I’ve often had difficulty reconciling a psychological orientation and Buddhist practice, but you seem to hold both in balance. For instance, you talk about the oceanic feeling and Freud’s take on that, which you don’t dismiss, while understanding its value from a Buddhist perspective. I don’t know how much your readers know about what Freud meant by the oceanic feeling. He had a long correspondence with a French poet named Romain Rolland, who was a student of Ramakrishna and Vivekananda and told Freud a lot about what happened to him in meditation. Freud wrote that Rolland’s meditation experiences reminded him of a young child at the breast and that they were seeking a restoration of the limitless narcissism of the infant. I think that that’s partially true.
On meditation retreats, if we’re lucky enough, we have these blissful experiences. That’s one of the things that we keep coming back for. If you really look at what they are, how addictive they can be, and how people get trapped in seeking them, those retreat experiences do have a lot of that blissful feeling of the infant at the breast, the restoration of limitless narcissism. That’s part of their power. I always see that as part of the concentration practices, the samadhi practices. They give you that holding environment for the mind that has an infinite quality. But it’s not solely the experience of the infant at the breast; it’s also the experience of the mother holding the infant. Once we start to use the accumulated samadhi to investigate the nature of mind, we become much more like John Cage, who’s hearing everything and allowing everything in the way a mother hears and holds a baby. It’s the maternal quality or the parental quality that is also oceanic. Trying to figure out how to talk about that was interesting and fun for me.

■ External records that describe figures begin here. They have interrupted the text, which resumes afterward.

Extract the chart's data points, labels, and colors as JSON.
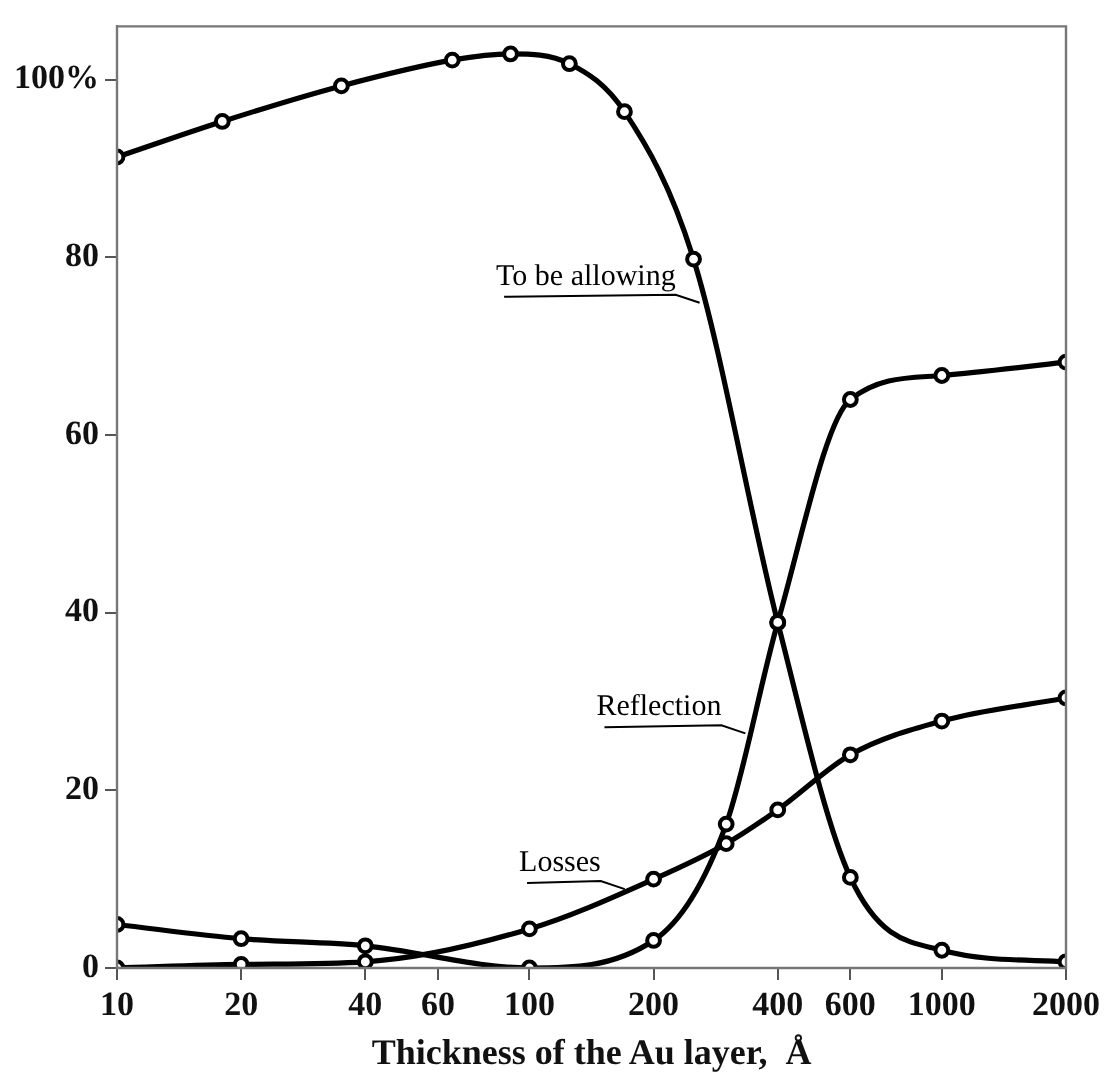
{
  "chart_data": {
    "type": "line",
    "xlabel": "Thickness of the Au layer,  Å",
    "log": "x",
    "xlim": [
      10,
      2000
    ],
    "xticks": [
      10,
      20,
      40,
      60,
      100,
      200,
      400,
      600,
      1000,
      2000
    ],
    "ylim": [
      0,
      106
    ],
    "yticks": [
      0,
      20,
      40,
      60,
      80,
      {
        "value": 100,
        "label": "100%"
      }
    ],
    "grid": false,
    "legend": false,
    "marker": "circle",
    "line_style": "solid",
    "series": [
      {
        "name": "To be allowing",
        "color": "#000000",
        "x": [
          10,
          18,
          35,
          65,
          90,
          125,
          170,
          250,
          400,
          600,
          1000,
          2000
        ],
        "values": [
          91.3,
          95.3,
          99.3,
          102.2,
          102.9,
          101.8,
          96.4,
          79.8,
          38.9,
          10.2,
          2.0,
          0.7
        ]
      },
      {
        "name": "Reflection",
        "color": "#000000",
        "x": [
          10,
          20,
          40,
          100,
          200,
          300,
          400,
          600,
          1000,
          2000
        ],
        "values": [
          4.9,
          3.3,
          2.5,
          0,
          3.1,
          16.2,
          38.9,
          64,
          66.7,
          68.2
        ]
      },
      {
        "name": "Losses",
        "color": "#000000",
        "x": [
          10,
          20,
          40,
          100,
          200,
          300,
          400,
          600,
          1000,
          2000
        ],
        "values": [
          0,
          0.4,
          0.7,
          4.4,
          10,
          14,
          17.8,
          24,
          27.8,
          30.4
        ]
      }
    ]
  }
}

You just mentioned John Cage, whose ideas appear throughout your book. You’re working with the art of therapy, and in a certain way you’re performing an art that is similar to Cage’s; it’s a spontaneous, unblocked opening. That’s the improvisational nature of therapy. That’s one of the things that the process requires. That might just be the way that I work, but I think it’s proven to be an important capacity to bring to the encounter. It takes a kind of trust, too—to trust my own mind without trying too hard to find the right interpretation but rather to use what comes up in a judicious way to engage, provoke, and support a patient.
I imagine early in your career as a Harvard Medical School–trained psychiatrist you thought you needed to know answers and to give your patients answers. In any event, you seem to have come to this place where it’s ok if you don’t know. The thing about becoming a psychiatrist via the medical route is that they don’t really teach you anything about being a therapist. They teach you about diseases, and then one day, you’re the psychiatrist. It’s not like with a surgeon where you can assist and watch how to do it. You have to go with the patient into the room and be the therapist with hardly any education on how to do it.
For me, that was good because I had to figure it out for myself. I already had the Buddhist training, so the best I could do was to try to deploy for the patient what I had learned for my own mind. That set me on this path that we’re talking about now. I’ve had good therapy teachers since, but they were all supportive of not-knowing as the foundation of the relationship.
That really comes through in the book. It really comes through how much I don’t know. [Laughs.]
No, no. [Laughs.] That you’re comfortable when you don’t know, and you can relax into that. It’s exciting to me. It’s a mutual discovery. That’s what therapy is all about.
Adapted from an interview with Mark Epstein by Tricycle’s editor-in-chief, James Shaheen, for the Tricycle Talks podcast.